How can I do the same in julia ?
my_dict = Dict(1=>20, 2=>10)
minimum(my_dict)
The latter returns 1=>20 instead of 2=>10 or 2.
You could use reduce like this, which will return the key of the first smallest value in d:
reduce((x, y) -> d[x] ≤ d[y] ? x : y, keys(d))
This only works for non-empty Dicts, though. (But the notion of the “key of the minimal value of no values” does not really make sense, so that case should usually be handled seperately anyway.)
Edit regarding efficiency.
Consider these definitions (none of which handle empty collections)...
m1(d) = reduce((x, y) -> d[x] ≤ d[y] ? x : y, keys(d))

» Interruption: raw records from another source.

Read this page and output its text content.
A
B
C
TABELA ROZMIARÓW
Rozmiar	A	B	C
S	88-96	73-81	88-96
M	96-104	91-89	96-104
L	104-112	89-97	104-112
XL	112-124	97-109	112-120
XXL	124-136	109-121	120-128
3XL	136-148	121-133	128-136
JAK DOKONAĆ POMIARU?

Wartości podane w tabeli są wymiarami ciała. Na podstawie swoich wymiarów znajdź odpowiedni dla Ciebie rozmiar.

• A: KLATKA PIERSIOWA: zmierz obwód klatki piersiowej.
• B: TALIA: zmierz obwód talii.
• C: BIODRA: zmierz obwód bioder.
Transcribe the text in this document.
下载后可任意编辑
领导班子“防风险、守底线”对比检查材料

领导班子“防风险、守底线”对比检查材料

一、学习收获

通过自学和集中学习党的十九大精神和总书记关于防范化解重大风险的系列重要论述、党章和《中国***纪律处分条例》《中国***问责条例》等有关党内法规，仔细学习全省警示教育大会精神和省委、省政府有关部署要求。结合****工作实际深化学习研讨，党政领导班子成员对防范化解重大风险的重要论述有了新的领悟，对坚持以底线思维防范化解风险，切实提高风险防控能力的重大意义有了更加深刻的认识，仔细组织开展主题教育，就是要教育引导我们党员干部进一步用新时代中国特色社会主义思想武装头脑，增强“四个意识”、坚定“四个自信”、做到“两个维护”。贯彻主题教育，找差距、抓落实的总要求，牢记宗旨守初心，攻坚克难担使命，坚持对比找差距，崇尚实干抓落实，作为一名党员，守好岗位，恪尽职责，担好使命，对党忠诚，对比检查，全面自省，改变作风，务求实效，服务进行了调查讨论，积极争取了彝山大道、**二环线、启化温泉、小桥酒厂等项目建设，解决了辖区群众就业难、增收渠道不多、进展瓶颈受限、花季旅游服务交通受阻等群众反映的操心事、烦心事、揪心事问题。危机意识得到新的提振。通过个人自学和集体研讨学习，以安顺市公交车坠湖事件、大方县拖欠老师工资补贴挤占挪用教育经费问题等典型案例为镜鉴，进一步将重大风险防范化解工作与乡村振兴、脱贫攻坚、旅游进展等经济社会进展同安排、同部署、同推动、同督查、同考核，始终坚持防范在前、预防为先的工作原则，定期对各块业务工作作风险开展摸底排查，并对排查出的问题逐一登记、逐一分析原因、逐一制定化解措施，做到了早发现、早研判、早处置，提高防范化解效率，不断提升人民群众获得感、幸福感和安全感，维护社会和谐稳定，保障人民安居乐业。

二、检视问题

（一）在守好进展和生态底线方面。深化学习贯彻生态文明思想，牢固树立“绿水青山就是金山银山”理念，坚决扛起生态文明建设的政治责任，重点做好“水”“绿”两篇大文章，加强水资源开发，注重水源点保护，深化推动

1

m2(d) = collect(keys(d))[indmin(collect(values(d)))]
function m3(d)
minindex(x, y) = d[x] ≤ d[y] ? x : y
reduce(minindex, keys(d))
end
function m4(d)
minkey, minvalue = next(d, start(d))[1]
for (key, value) in d
if value < minvalue
minkey = key
minvalue = value
end
end
minkey
end
...along with this code:
function benchmark(n)
d = Dict{Int, Int}(1 => 1)
m1(d); m2(d); m3(d); m4(d); m5(d)
while length(d) < n
setindex!(d, rand(-n:n), rand(-n:n))
end
#time m1(d)
#time m2(d)
#time m3(d)
#time m4(d)
end
Calling benchmark(10000000) will print something like this:
1.455388 seconds (30.00 M allocations: 457.748 MB, 4.30% gc time)
0.380472 seconds (6 allocations: 152.588 MB, 0.21% gc time)
0.982006 seconds (10.00 M allocations: 152.581 MB, 0.49% gc time)
0.204604 seconds
From this we can see that m2 (from user3580870's answer) is indeed faster than my original solution m1 by a factor of around 3 to 4, and also uses less memory. This is appearently due to the function call overhead, but also the fact that the λ expression in m1 is not optimized very well. We can alleviate the second problem by defining a helper function like in m3, which is better than m1, but not as good as m2.
However, m2 still allocates O(n) memory, which can be avoided: If you really need the efficiency, you should use an explicit loop like in m4, which allocates almost no memory and is also faster.
another option is:
collect(keys(d))[indmin(collect(values(d)))]
it depends on properties of keys and values iterators which are not guaranteed, but in fact work for Dicts (and are guaranteed for OrderedDicts). like the reduce answer, d must be non-empty.
why mention this, when the reduce, pretty much nails it? it is 3 to 4 times faster (at least on my computer) !
Here is another way to find Min with Key and Value
my_dict = Dict(1 => 20, 2 =>10)
findmin(my_dict) gives the output as below
(10, 2)
to get only key use
findmin(my_dict)[2]
to get only value use
findmin(my_dict)[1]
Hope this helps.
If you only need the minimum value, you can use
minimum(values(my_dict))
If you need the key as well, I don't know a built-in function to do so, but you can easily write it yourself for numeric keys and values:
function find_min_key{K,V}(d::Dict{K,V})
minkey = typemax(K)
minval = typemax(V)
for key in keys(d)
if d[key] < minval
minkey = key
minval = d[key]
end
end
minkey => minval
end
my_dict = Dict(1=>20, 2=>10)
find_min_key(my_dict)
findmax(dict)[2]
findmin(dict)[2]
Should also return the key corresponding to the max and min value(s). Here [2] is the index of the key in the returned tuple.